Saturday, November 18, 2017

PTSD



This morning, I got in my car and headed to work. Yes, I have to work on a Saturday, but I love my job, and my drive to work, and the day was glorious, full of burgundies, and golds, and a playful wind was tossing the limbs on the trees.
I love autumn.
I love these mountains!
I thought, “The only thing that could make a working Saturday better might be a little classic rock.”
I switched on my radio, hoping for Whitesnake or Tom Petty, but the John Boy and Billy show was playing and someone impersonating Ric James began to tell me “How to keep your woman happy”.
I whispered to myself, ”Is this supposed to be funny? When did domestic abuse become funny?!”
I switched the radio off immediately but memories flooded from the recesses of my mind, like it or no.
All my toughest memories are like a street gang in my head; they hang out together and attack me wen masse, usually when I'm already down.
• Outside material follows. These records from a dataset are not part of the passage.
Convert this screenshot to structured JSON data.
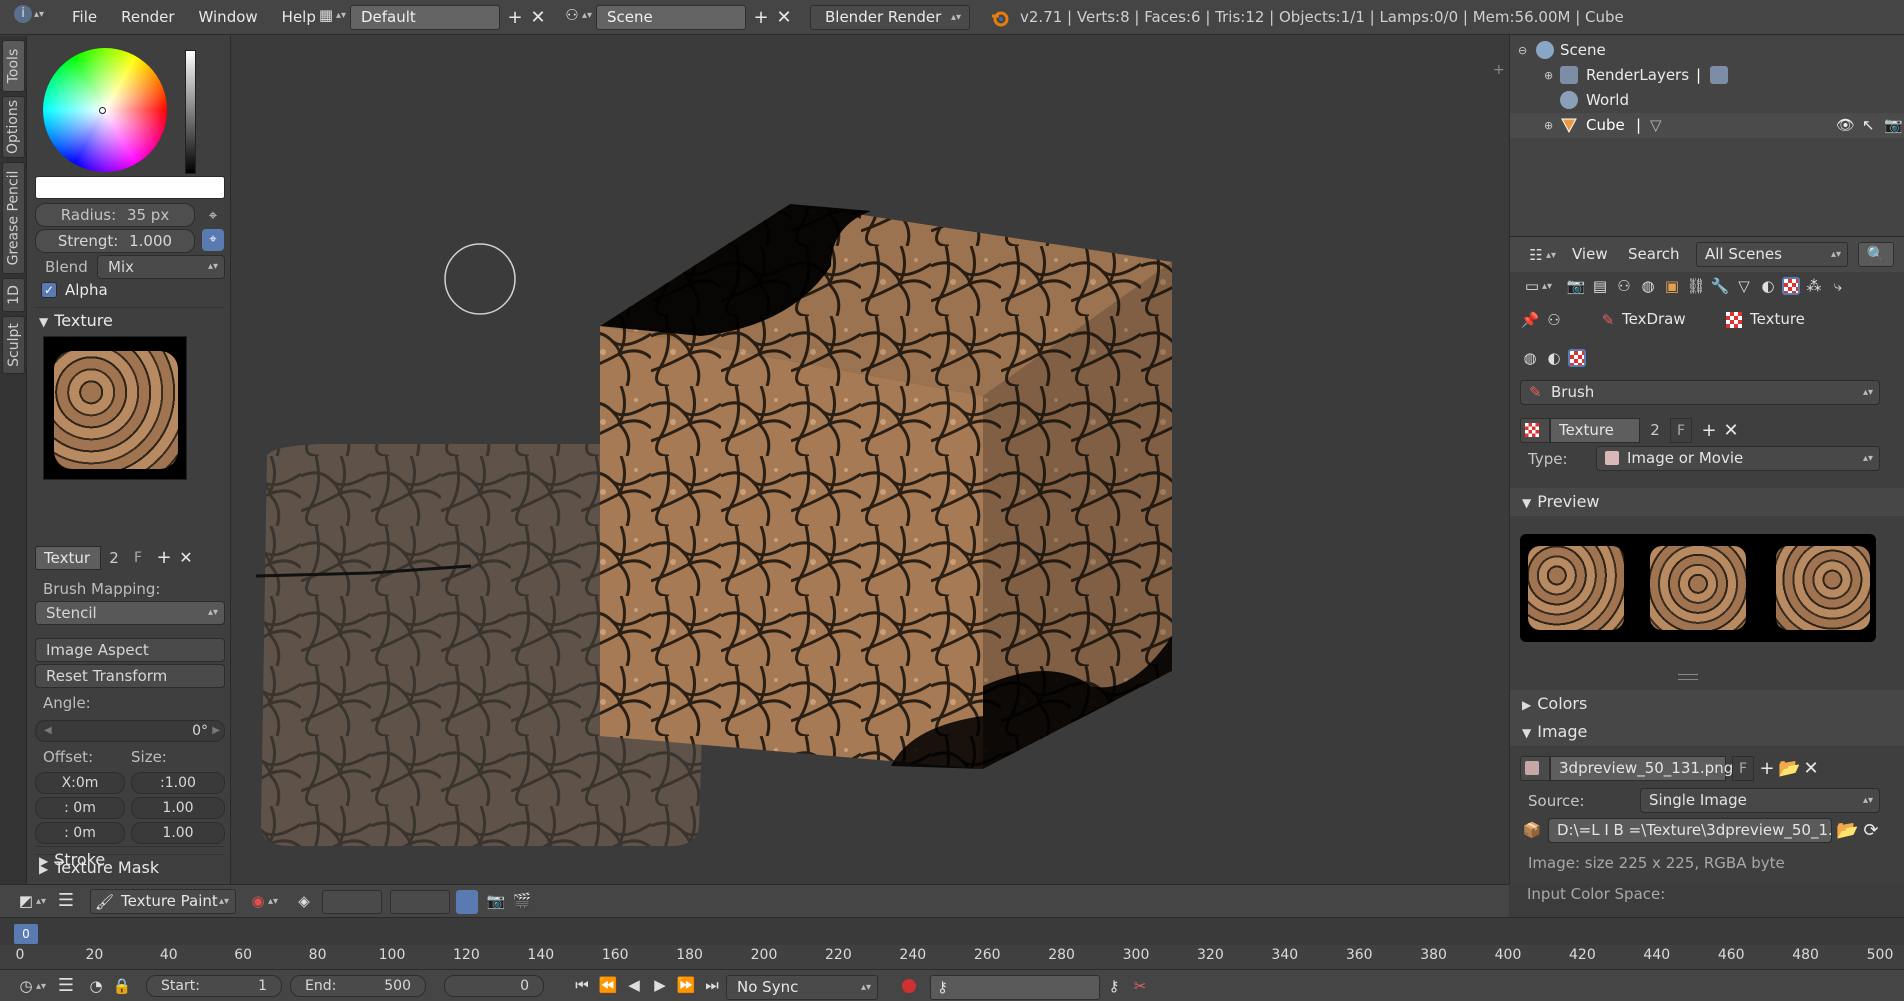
{
  "topbar": {
    "menus": [
      "File",
      "Render",
      "Window",
      "Help"
    ],
    "layout": "Default",
    "scene": "Scene",
    "engine": "Blender Render",
    "stats": "v2.71 | Verts:8 | Faces:6 | Tris:12 | Objects:1/1 | Lamps:0/0 | Mem:56.00M | Cube"
  },
  "vtabs": [
    "Tools",
    "Options",
    "Grease Pencil",
    "1D",
    "Sculpt"
  ],
  "toolpanel": {
    "radius_label": "Radius:",
    "radius_value": "35 px",
    "strength_label": "Strengt:",
    "strength_value": "1.000",
    "blend_label": "Blend",
    "blend_value": "Mix",
    "alpha_label": "Alpha",
    "texture_header": "Texture",
    "texture_name": "Textur",
    "texture_users": "2",
    "texture_fake": "F",
    "brush_mapping_label": "Brush Mapping:",
    "brush_mapping_value": "Stencil",
    "image_aspect": "Image Aspect",
    "reset_transform": "Reset Transform",
    "angle_label": "Angle:",
    "angle_value": "0°",
    "offset_label": "Offset:",
    "size_label": "Size:",
    "offset_x": "X:0m",
    "offset_y": ":  0m",
    "offset_z": ":  0m",
    "size_x": ":1.00",
    "size_y": "1.00",
    "size_z": "1.00",
    "texture_mask": "Texture Mask",
    "stroke": "Stroke"
  },
  "viewport_header": {
    "mode": "Texture Paint"
  },
  "outliner": {
    "rows": [
      {
        "label": "Scene"
      },
      {
        "label": "RenderLayers"
      },
      {
        "label": "World"
      },
      {
        "label": "Cube"
      }
    ],
    "header": {
      "view": "View",
      "search": "Search",
      "filter": "All Scenes"
    }
  },
  "properties": {
    "tex_draw": "TexDraw",
    "texture_tab": "Texture",
    "brush": "Brush",
    "texture_name": "Texture",
    "texture_users": "2",
    "texture_fake": "F",
    "type_label": "Type:",
    "type_value": "Image or Movie",
    "preview": "Preview",
    "colors": "Colors",
    "image": "Image",
    "image_name": "3dpreview_50_131.png",
    "image_fake": "F",
    "source_label": "Source:",
    "source_value": "Single Image",
    "filepath": "D:\\=L I B =\\Texture\\3dpreview_50_1...",
    "image_info": "Image: size 225 x 225, RGBA byte",
    "color_space_label": "Input Color Space:"
  },
  "timeline": {
    "current_frame_marker": "0",
    "ticks": [
      "0",
      "20",
      "40",
      "60",
      "80",
      "100",
      "120",
      "140",
      "160",
      "180",
      "200",
      "220",
      "240",
      "260",
      "280",
      "300",
      "320",
      "340",
      "360",
      "380",
      "400",
      "420",
      "440",
      "460",
      "480",
      "500"
    ],
    "start_label": "Start:",
    "start_value": "1",
    "end_label": "End:",
    "end_value": "500",
    "current_value": "0",
    "sync": "No Sync"
  }
}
Sometimes at the merest sign of a chink in my armor.
Now I'm drowning in them:

A dark gun and a look of supreme satisfaction.
Blood that looks like Kool aid to my thirteen year old eyes.
Pain that finds all my weaknesses.
Panic that makes me lose myself.
The sound of my children crying.
Picking gravels out of my leg.
The feeling that nothing will ever be ok again, and I'm a failure as a mother and as a human being.
Utter. Complete. Hopelessness.
Angela, 13 months old, cold and dead in her mother's arms.
I. Did. Nothing. To. Help. Them.
Red, hot anger.
Black despair.
Feeling the gun against my head.
The sound of the trigger clicking.
Urinating on myself.
Struggling for oxygen.

And now, I'm struggling for my breath again, all these years later.
Still fighting for my sanity if not my life.
Fresh hopelessness settles on my shoulder like a wet blanket.
This day is going to be tough.
I wonder why I can't be normal.
Am I just too sensitive for this world?
And, I'm angry at myself… and at the John Boy and Billy show. Why can't I be stronger? Why can't they be kinder and more thoughtful? And I look up to my mountains but the world is only muted grays.

This, to me, is PTSD.
This, to me, is life.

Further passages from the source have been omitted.